Ces dernières années, certaines sections du public britannique ont de plus en plus craint que notre service national de santé tant aimé et strictement financé par l’État ne risque d’être privatisé. Le NHS sera secrètement vendu par les conservateurs ignobles à des sociétés américaines dans le cadre d’un accord à prix réduit, du moins selon la théorie.
Bien que les méthodes décrites puissent être fictives, il est impossible de ne pas conclure à partir des données qu’un changement plus large est en train de se produire. Les soins de santé britanniques progressent tranquillement dans le secteur privé, et ce qui est le plus préoccupant, c’est que ce sont de plus en plus ceux qui sont les moins en mesure de payer qui sont contraints de quitter le NHS.
Si je vous disais qu’aux États-Unis, avec son système de santé notoirement cher, le nombre de personnes ayant recours à des campagnes de financement participatif pour payer des frais médicaux privés exorbitants a été multiplié par 20 au cours des cinq dernières années, je suis sûr que vous ne seriez pas surpris. Mais ces statistiques ne se réfèrent pas aux États-Unis, elles se réfèrent au Royaume-Uni.
Des centaines de Britanniques ont lancé des campagnes GoFundMe jusqu’à présent en 2022 pour collecter des fonds pour les dépenses médicales privées, citant fréquemment leur désespoir après avoir passé des mois, voire des années sur les listes d’attente du NHS. Une famille d’Irlande du Nord s’est sentie obligée d’obtenir un traitement privé à l’étranger pour la colonne vertébrale incurvée de son fils de 12 ans après avoir été informée qu’elle devrait attendre des années par le NHS. Ils ont finalement collecté 50 000 £ et le traitement a été effectué avec succès en Turquie.
D’autres cas incluent des personnes souffrant de troubles héréditaires débilitants, de blessures qui font dérailler leur carrière et de diverses formes de cancer, et qui estiment toutes que le NHS est incapable de répondre à leurs besoins.
Il est facile de dépeindre l’expérience américaine des soins de santé comme une dystopie capitaliste et le NHS comme son antithèse socialiste, mais chaque année qui passe, cela s’éloigne de la vérité. En 1990, les dépenses personnelles des Britanniques en frais médicaux équivalaient à 1 % du PIB, tandis qu’outre-Atlantique, les Américains non assurés déboursaient plus du double, à 2,2 %. Trente ans plus tard, cet écart a pratiquement disparu. Les dépenses non remboursables des Américains s’élèvent désormais à 1,9 % et celles des Britanniques ont doublé pour atteindre 1,8 %.
Et l’essentiel de l’augmentation des dépenses provient de ceux qui peuvent le moins se le permettre. Entre 2010 et 2020, la part des dépenses du Royaume-Uni consacrée aux traitements hospitaliers a augmenté de 60 % dans l’ensemble, mais a plus que doublé parmi le cinquième de la population qui gagne le moins. Les plus pauvres dépensent désormais autant en soins médicaux privés que les plus riches, en termes relatifs.

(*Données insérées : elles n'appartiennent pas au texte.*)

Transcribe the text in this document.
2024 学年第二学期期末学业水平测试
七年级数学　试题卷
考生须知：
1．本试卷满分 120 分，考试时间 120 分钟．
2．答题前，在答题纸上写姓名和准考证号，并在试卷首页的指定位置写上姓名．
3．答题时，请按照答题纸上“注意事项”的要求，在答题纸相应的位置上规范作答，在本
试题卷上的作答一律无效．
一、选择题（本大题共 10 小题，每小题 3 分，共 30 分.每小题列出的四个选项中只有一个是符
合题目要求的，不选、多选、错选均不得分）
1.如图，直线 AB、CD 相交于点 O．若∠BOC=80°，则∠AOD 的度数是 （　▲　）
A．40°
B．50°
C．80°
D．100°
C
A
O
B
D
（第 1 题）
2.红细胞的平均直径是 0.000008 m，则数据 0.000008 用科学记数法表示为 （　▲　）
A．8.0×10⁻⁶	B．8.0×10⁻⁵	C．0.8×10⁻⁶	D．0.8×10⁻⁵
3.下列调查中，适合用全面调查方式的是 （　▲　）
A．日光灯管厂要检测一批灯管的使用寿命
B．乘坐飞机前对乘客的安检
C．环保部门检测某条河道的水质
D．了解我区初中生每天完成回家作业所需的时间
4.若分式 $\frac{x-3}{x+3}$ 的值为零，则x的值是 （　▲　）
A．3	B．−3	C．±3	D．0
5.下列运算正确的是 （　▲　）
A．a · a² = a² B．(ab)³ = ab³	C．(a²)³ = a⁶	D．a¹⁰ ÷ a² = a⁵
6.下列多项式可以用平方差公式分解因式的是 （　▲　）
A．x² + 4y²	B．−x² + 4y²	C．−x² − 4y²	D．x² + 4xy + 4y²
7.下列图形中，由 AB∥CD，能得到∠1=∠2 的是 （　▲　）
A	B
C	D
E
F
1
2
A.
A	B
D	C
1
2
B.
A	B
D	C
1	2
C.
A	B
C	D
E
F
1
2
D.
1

Un sur 14 des ménages les plus pauvres de Grande-Bretagne encourt désormais des «frais de santé catastrophiques» au cours d’une année typique – où les coûts dépassent 40% de la capacité de paiement. Ce chiffre est en hausse par rapport à un sur 30 il y a dix ans, coïncidant avec une période au cours de laquelle la part des plus pauvres qui estiment que leurs besoins en matière de soins de santé ne sont pas satisfaits est passée de 1 % à 5 %.

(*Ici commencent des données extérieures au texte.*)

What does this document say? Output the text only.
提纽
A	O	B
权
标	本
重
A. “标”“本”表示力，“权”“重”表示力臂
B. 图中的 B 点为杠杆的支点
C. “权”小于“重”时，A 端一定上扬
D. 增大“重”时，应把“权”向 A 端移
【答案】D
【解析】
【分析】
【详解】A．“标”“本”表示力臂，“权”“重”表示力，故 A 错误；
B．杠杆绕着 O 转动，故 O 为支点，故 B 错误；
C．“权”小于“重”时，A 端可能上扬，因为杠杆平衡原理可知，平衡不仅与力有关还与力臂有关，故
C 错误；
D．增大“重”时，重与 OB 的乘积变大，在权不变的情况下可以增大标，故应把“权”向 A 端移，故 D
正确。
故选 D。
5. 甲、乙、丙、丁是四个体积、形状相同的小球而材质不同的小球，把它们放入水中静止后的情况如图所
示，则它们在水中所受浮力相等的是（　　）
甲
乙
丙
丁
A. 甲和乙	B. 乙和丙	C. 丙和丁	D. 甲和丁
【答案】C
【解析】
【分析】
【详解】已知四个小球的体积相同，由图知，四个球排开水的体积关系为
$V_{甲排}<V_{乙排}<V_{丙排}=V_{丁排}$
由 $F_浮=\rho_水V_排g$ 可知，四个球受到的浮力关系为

Pendant des décennies, de nombreux Britanniques de la classe moyenne sont allés en privé pour se faire soigner plus rapidement. Cela a toujours reflété leur capacité de payer autant que l’urgence du besoin. Mais lorsque des milliers de personnes à faible revenu se sentent obligées de collecter des fonds auprès d’étrangers pour contourner un système de santé en difficulté, c’est sûrement le signal le plus frappant à ce jour que le NHS est au point de rupture.